These are the words of Shane Bauer, one of three hikers captured in Iran. Shane spent 4 months in solitary confinement and now advocates for reducing solitary confinement in US prisons.
According to a study (the Vera Report) commissioned by the Secretary of the Maryland Department of Public Safety and Correctional Services (DPSCS), Maryland's use of segregation is approximately twice the national average. In the 2013-2014, IAHR, along with our partners, worked to get legislation introduced which would require reporting on the use with the intention of reducing isolated confinement through alternative approaches. While the legislation did not pass, it garnered attention from legislators in Annapolis who requested data from DPSCS about its use of solitary - or segregation as it is called in Maryland. An early report indicates that the average length of stay in segregation is 130 days, 228 days for the mentally ill. Overuse is still high at 8% in general and, for the mentally ill, 15%.
Juvenile Detentions in Maryland
As a result of national media coverage which highlighted the isolation and confinement of Maryland juveniles in local jails, IAHR has joined with partners to seek out alternatives for these youth which will provide programming and alternative housing.
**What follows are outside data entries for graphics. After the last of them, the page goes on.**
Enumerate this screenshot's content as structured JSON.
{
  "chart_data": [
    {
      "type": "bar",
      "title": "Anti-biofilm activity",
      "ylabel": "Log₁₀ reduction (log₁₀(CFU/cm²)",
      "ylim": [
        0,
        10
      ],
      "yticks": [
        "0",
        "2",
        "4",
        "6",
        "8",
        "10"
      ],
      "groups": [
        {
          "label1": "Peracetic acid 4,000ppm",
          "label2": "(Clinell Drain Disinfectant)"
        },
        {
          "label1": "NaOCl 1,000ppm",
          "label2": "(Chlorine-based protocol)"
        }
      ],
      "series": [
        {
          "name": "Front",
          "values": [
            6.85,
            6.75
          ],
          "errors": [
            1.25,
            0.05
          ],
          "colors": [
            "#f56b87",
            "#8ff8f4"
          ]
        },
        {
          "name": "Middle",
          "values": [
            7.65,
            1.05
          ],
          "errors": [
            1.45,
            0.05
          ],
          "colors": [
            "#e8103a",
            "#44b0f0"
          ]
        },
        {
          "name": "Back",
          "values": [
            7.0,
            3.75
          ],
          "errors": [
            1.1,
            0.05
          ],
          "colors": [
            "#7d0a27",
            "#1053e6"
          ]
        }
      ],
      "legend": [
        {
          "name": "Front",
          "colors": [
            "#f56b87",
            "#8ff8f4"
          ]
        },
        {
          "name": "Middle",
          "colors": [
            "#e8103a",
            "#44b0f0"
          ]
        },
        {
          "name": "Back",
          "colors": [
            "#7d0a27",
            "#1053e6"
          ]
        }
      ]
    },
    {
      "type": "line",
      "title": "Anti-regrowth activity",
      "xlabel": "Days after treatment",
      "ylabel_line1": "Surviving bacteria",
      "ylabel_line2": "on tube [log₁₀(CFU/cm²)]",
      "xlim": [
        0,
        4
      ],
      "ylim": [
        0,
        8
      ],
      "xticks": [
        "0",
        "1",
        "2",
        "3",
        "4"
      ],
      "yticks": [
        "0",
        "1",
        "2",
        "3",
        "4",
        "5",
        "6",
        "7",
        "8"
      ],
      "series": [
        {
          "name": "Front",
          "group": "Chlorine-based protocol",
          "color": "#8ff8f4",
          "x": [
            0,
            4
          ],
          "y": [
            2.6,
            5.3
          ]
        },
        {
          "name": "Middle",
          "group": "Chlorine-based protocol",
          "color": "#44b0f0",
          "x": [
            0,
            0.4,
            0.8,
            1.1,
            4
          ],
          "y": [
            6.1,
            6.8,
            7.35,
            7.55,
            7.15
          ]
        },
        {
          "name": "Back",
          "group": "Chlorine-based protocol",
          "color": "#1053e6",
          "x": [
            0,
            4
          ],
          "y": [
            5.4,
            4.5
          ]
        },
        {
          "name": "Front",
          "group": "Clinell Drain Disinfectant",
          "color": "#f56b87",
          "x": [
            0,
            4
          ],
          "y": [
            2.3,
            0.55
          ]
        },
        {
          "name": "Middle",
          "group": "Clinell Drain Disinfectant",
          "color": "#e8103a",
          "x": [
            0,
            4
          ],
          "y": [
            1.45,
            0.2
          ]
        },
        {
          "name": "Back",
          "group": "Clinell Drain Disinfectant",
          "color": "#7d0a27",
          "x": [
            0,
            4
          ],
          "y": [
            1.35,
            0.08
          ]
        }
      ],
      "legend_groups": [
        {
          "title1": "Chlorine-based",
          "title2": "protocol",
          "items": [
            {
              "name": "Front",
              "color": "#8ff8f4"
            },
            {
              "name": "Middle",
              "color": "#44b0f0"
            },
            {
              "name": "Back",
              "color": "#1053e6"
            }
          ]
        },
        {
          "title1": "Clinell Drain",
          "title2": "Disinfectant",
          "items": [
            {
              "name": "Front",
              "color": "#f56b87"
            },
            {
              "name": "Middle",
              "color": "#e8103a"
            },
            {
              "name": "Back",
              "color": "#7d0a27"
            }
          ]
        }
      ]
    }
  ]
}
Virginia Isolated Confinement
Virginia corrections officials, through their Step Down Program, have implicitly recognized that long-term isolation is harmful and needs to be reduced. Prisoners, however – including some who have completed the Step Down Program – and their families have raised some disturbing issues that point to a need for a closer look. Their allegations include that even prisoners who complete the Step Down Program can find themselves repeatedly placed back in "administrative segregation" for indefinite periods ranging from 30 days to 6 months or more, following disciplinary charges that are sometimes fabricated or inflated.
IAHR is working with other advocates to explore how, together, we can address these charges effectively. We are also exploring ways to involve members of faith communities in Virginia in looking out for the well-being of prisoners who too rarely see evidence that anyone outside the prison walls cares. This excerpt from a letter we received from an inmate at Wallens Ridge State Prison shows how much it means to some prisoners simply to know that someone on the outside cares:
I am so very thankful for the concern you have shown for me and my well being. . . I am thankful for you being more than just a bunch of "talk”. . . I am thankful for everything that you and Interfaith Action for Human Rights are all about. . . It's not often that I've witnessed anything beyond rhetoric from those in society that are in positions to make change in the way that prisoners are often mistreated. I've heard about and read about such people and organizations, but never have I had real life experience with such people or organizations. I know that I'm just a drop in the bucket, life is filled with so many more problematic issues far, far, far greater than mine...Yet someone took time out of their day to say to me (through words and actions), "I hear you, and you matter." I'll be forever grateful.
Federal Prisons and Isolated Confinement
IAHR members are working with their Congressional legislators to advocate for reducing prolonged solitary confinement within the Federal Correctional system.
IAHR is part of the leadership team that convenes the Maryland Alliance for Dignity, a growing association of 21 organizations advocating for humane treatment of those who are incarcerated. Additionally, IAHR participates in the Greater Baltimore Grass Roots Criminal Justice Network and the Maryland Alliance for Justice Reform.
Solitary Confinement: Common Misconceptions and Emerging Safe Alternatives, a new report from the Vera Institute of Justice, identifies 10 misconceptions about solitary confinement and spotlights alternatives that have been implemented throughout the U.S.
Callous and Cruel: Use of Force against Inmates with Mental Disabilities in U.S. Jails and Prisons, a new report from Human Rights Watch, details the systematic use of excessive and punitive staff force against incarcerated people with mental disabilities and the use of solitary confinement in U.S. jails and prisons. A powerful five minute video that includes footage from behind bars accompanies the report.